Denunce alla Procura. È l’assessora alla pubblica istruzione Ilaria Santi a spiegare l’iter in caso di inadempienza dell’obbligo scolastico. «I presidi fanno segnalazione al gabinetto del sindaco, dopodiché la inoltriamo alla Procura e ai servizi sociali. Sono partite le prime denunce, come prevede la legge, per le assenze che si sono protratte per tanti giorni consecutivi. Fossero venti, trenta o cento, sono sempre tantissime quando si parla di abbandono scolastico. Domani avrò una riunione con i presidi anche per affrontare questo tema. Insieme all’assessore Mangani abbiamo fatto un costante monitoraggio della situazione con un’azione capillare nella comunità. Alcuni alunni sono rientrati effettivamente in classe».

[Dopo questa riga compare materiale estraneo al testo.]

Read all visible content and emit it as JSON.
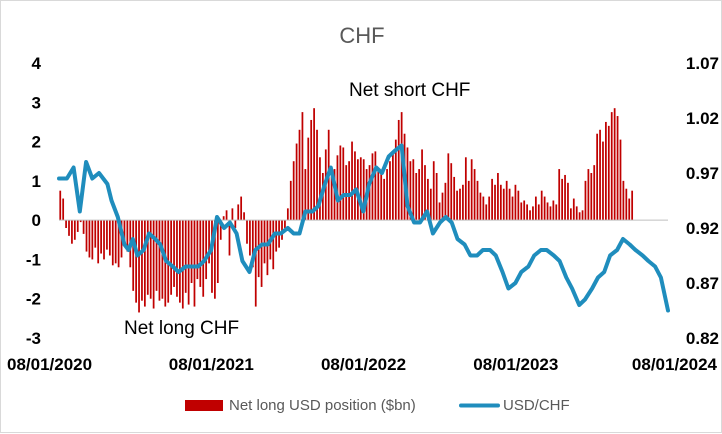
{
  "chart_data": {
    "type": "bar+line",
    "title": "CHF",
    "x_tick_labels": [
      "08/01/2020",
      "08/01/2021",
      "08/01/2022",
      "08/01/2023",
      "08/01/2024"
    ],
    "x_range": [
      "2020-08-01",
      "2024-08-01"
    ],
    "left_axis": {
      "ticks": [
        "4",
        "3",
        "2",
        "1",
        "0",
        "-1",
        "-2",
        "-3"
      ],
      "ylim": [
        -3,
        4
      ]
    },
    "right_axis": {
      "ticks": [
        "1.07",
        "1.02",
        "0.97",
        "0.92",
        "0.87",
        "0.82"
      ],
      "ylim": [
        0.82,
        1.07
      ]
    },
    "annotations": [
      "Net short CHF",
      "Net long CHF"
    ],
    "colors": {
      "bars": "#c00000",
      "line": "#1f8dbd",
      "title": "#595959"
    },
    "series": [
      {
        "name": "Net long USD position ($bn)",
        "type": "bar",
        "axis": "left",
        "x_start": "2020-08-04",
        "step_days": 7,
        "values": [
          0.75,
          0.55,
          -0.2,
          -0.4,
          -0.6,
          -0.5,
          -0.3,
          -0.05,
          -0.35,
          -0.8,
          -0.95,
          -1.0,
          -0.7,
          -1.1,
          -0.85,
          -1.0,
          -0.75,
          -0.9,
          -1.15,
          -1.1,
          -1.2,
          -0.95,
          -0.6,
          -0.8,
          -1.2,
          -1.8,
          -2.1,
          -2.35,
          -2.05,
          -2.2,
          -1.9,
          -2.0,
          -2.25,
          -1.8,
          -2.05,
          -2.0,
          -2.2,
          -2.1,
          -1.9,
          -1.7,
          -1.95,
          -2.1,
          -2.25,
          -1.85,
          -2.15,
          -1.6,
          -2.2,
          -1.5,
          -1.7,
          -1.95,
          -1.5,
          -1.1,
          -1.85,
          -2.0,
          -1.6,
          -0.5,
          0.1,
          0.25,
          -0.9,
          0.3,
          -0.2,
          0.4,
          0.6,
          0.2,
          -0.6,
          -0.9,
          -1.2,
          -2.2,
          -1.45,
          -1.7,
          -1.1,
          -1.4,
          -1.0,
          -1.25,
          -0.8,
          -0.7,
          -0.5,
          -0.2,
          0.3,
          1.0,
          1.5,
          1.95,
          2.3,
          2.75,
          1.3,
          2.1,
          2.55,
          2.85,
          2.3,
          1.6,
          1.2,
          1.8,
          2.3,
          1.1,
          1.3,
          1.65,
          1.9,
          1.85,
          1.4,
          1.5,
          2.0,
          1.75,
          1.55,
          1.6,
          1.55,
          1.3,
          1.4,
          1.7,
          1.75,
          1.3,
          1.25,
          1.05,
          1.3,
          1.5,
          1.7,
          2.05,
          2.55,
          2.75,
          2.2,
          1.85,
          1.5,
          1.55,
          1.2,
          1.3,
          1.8,
          1.4,
          1.05,
          0.8,
          1.5,
          1.2,
          0.45,
          0.7,
          0.95,
          1.7,
          1.45,
          1.1,
          0.75,
          0.8,
          0.9,
          1.6,
          1.0,
          1.55,
          1.3,
          1.0,
          0.7,
          0.6,
          0.4,
          0.6,
          1.05,
          0.9,
          1.2,
          0.9,
          0.8,
          1.0,
          0.8,
          0.6,
          0.9,
          0.75,
          0.45,
          0.5,
          0.4,
          0.25,
          0.35,
          0.6,
          0.4,
          0.75,
          0.6,
          0.45,
          0.35,
          0.5,
          0.4,
          1.3,
          1.05,
          1.15,
          0.95,
          0.3,
          0.55,
          0.35,
          0.2,
          0.25,
          1.0,
          1.3,
          1.2,
          1.4,
          2.2,
          2.3,
          2.0,
          2.5,
          2.4,
          2.75,
          2.85,
          2.65,
          2.05,
          1.0,
          0.8,
          0.55,
          0.75
        ]
      },
      {
        "name": "USD/CHF",
        "type": "line",
        "axis": "right",
        "x": [
          "2020-08-01",
          "2020-08-20",
          "2020-09-05",
          "2020-09-20",
          "2020-10-05",
          "2020-10-20",
          "2020-11-05",
          "2020-11-15",
          "2020-11-25",
          "2020-12-05",
          "2020-12-20",
          "2021-01-05",
          "2021-01-15",
          "2021-01-25",
          "2021-02-05",
          "2021-02-20",
          "2021-03-05",
          "2021-03-20",
          "2021-04-01",
          "2021-04-15",
          "2021-05-01",
          "2021-05-15",
          "2021-06-01",
          "2021-06-15",
          "2021-07-01",
          "2021-07-15",
          "2021-08-01",
          "2021-08-15",
          "2021-09-01",
          "2021-09-15",
          "2021-10-01",
          "2021-10-15",
          "2021-11-01",
          "2021-11-15",
          "2021-12-01",
          "2021-12-15",
          "2022-01-01",
          "2022-01-15",
          "2022-02-01",
          "2022-02-15",
          "2022-03-01",
          "2022-03-15",
          "2022-04-01",
          "2022-04-15",
          "2022-05-01",
          "2022-05-15",
          "2022-06-01",
          "2022-06-15",
          "2022-07-01",
          "2022-07-15",
          "2022-08-01",
          "2022-08-15",
          "2022-09-01",
          "2022-09-15",
          "2022-10-01",
          "2022-10-15",
          "2022-11-01",
          "2022-11-15",
          "2022-12-01",
          "2022-12-15",
          "2023-01-01",
          "2023-01-15",
          "2023-02-01",
          "2023-02-15",
          "2023-03-01",
          "2023-03-15",
          "2023-04-01",
          "2023-04-15",
          "2023-05-01",
          "2023-05-15",
          "2023-06-01",
          "2023-06-15",
          "2023-07-01",
          "2023-07-15",
          "2023-08-01",
          "2023-08-15",
          "2023-09-01",
          "2023-09-15",
          "2023-10-01",
          "2023-10-15",
          "2023-11-01",
          "2023-11-15",
          "2023-12-01",
          "2023-12-15",
          "2024-01-01",
          "2024-01-15",
          "2024-02-01",
          "2024-02-15",
          "2024-03-01",
          "2024-03-15",
          "2024-04-01",
          "2024-04-15",
          "2024-05-01",
          "2024-05-15",
          "2024-06-01",
          "2024-06-15",
          "2024-07-01",
          "2024-07-15",
          "2024-08-01"
        ],
        "values": [
          0.965,
          0.965,
          0.975,
          0.935,
          0.98,
          0.965,
          0.97,
          0.965,
          0.96,
          0.945,
          0.93,
          0.905,
          0.9,
          0.91,
          0.895,
          0.9,
          0.915,
          0.91,
          0.905,
          0.89,
          0.885,
          0.88,
          0.885,
          0.885,
          0.885,
          0.89,
          0.9,
          0.93,
          0.92,
          0.925,
          0.915,
          0.89,
          0.88,
          0.9,
          0.905,
          0.905,
          0.915,
          0.915,
          0.92,
          0.915,
          0.915,
          0.935,
          0.935,
          0.94,
          0.96,
          0.975,
          0.945,
          0.95,
          0.95,
          0.955,
          0.935,
          0.96,
          0.975,
          0.97,
          0.985,
          0.99,
          0.995,
          0.94,
          0.925,
          0.925,
          0.935,
          0.915,
          0.925,
          0.93,
          0.925,
          0.91,
          0.905,
          0.895,
          0.895,
          0.9,
          0.9,
          0.895,
          0.88,
          0.865,
          0.87,
          0.88,
          0.885,
          0.895,
          0.9,
          0.9,
          0.895,
          0.89,
          0.875,
          0.865,
          0.85,
          0.855,
          0.865,
          0.875,
          0.88,
          0.895,
          0.9,
          0.91,
          0.905,
          0.9,
          0.895,
          0.89,
          0.885,
          0.875,
          0.845
        ]
      }
    ]
  }
}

Proteste per le mascherine. Anche le famiglie italiane danno il loro daffare ai dirigenti scolastici in questa fase delicata per il proseguimento delle lezioni. Fioccano lamentele per l’obbligo di mascherina al banco introdotto dall’ultimo Dpcm. Come quella di un genitore che ha scritto a Mario Battiato, preside del comprensivo Gandhi. «Mi ha “ingiunto” di disattendere la norma del Dpcm – racconta il dirigente – Meno male è arrivata la circolare di chiarimento del Miur che ha spazzato via ogni dubbio». Anche l’assessorato alla pubblica istruzione ha ricevuto più lettere di protesta da parte di mamme pronte a mobilitarsi con la minaccia di non portare più i figli a scuola. Scuole che, in questo momento a Prato, rappresentano i posti più sicuri grazie a protocolli stringenti, in primis il distanziamento, che finora hanno evitato l’insorgere di focolai come in altre zone d’Italia. «Oltretutto la presenza in classe degli studenti consente di tracciare i contatti stretti in caso di positività – ricorda Santi – cosa che sarebbe impossibile con la didattica a distanza alla quale sarò sempre contraria». Anche laddove non esiste distanziamento, la situazione è sotto controllo. Nidi e materne comunali, in questo momento, hanno solo due “bolle” in quarantena.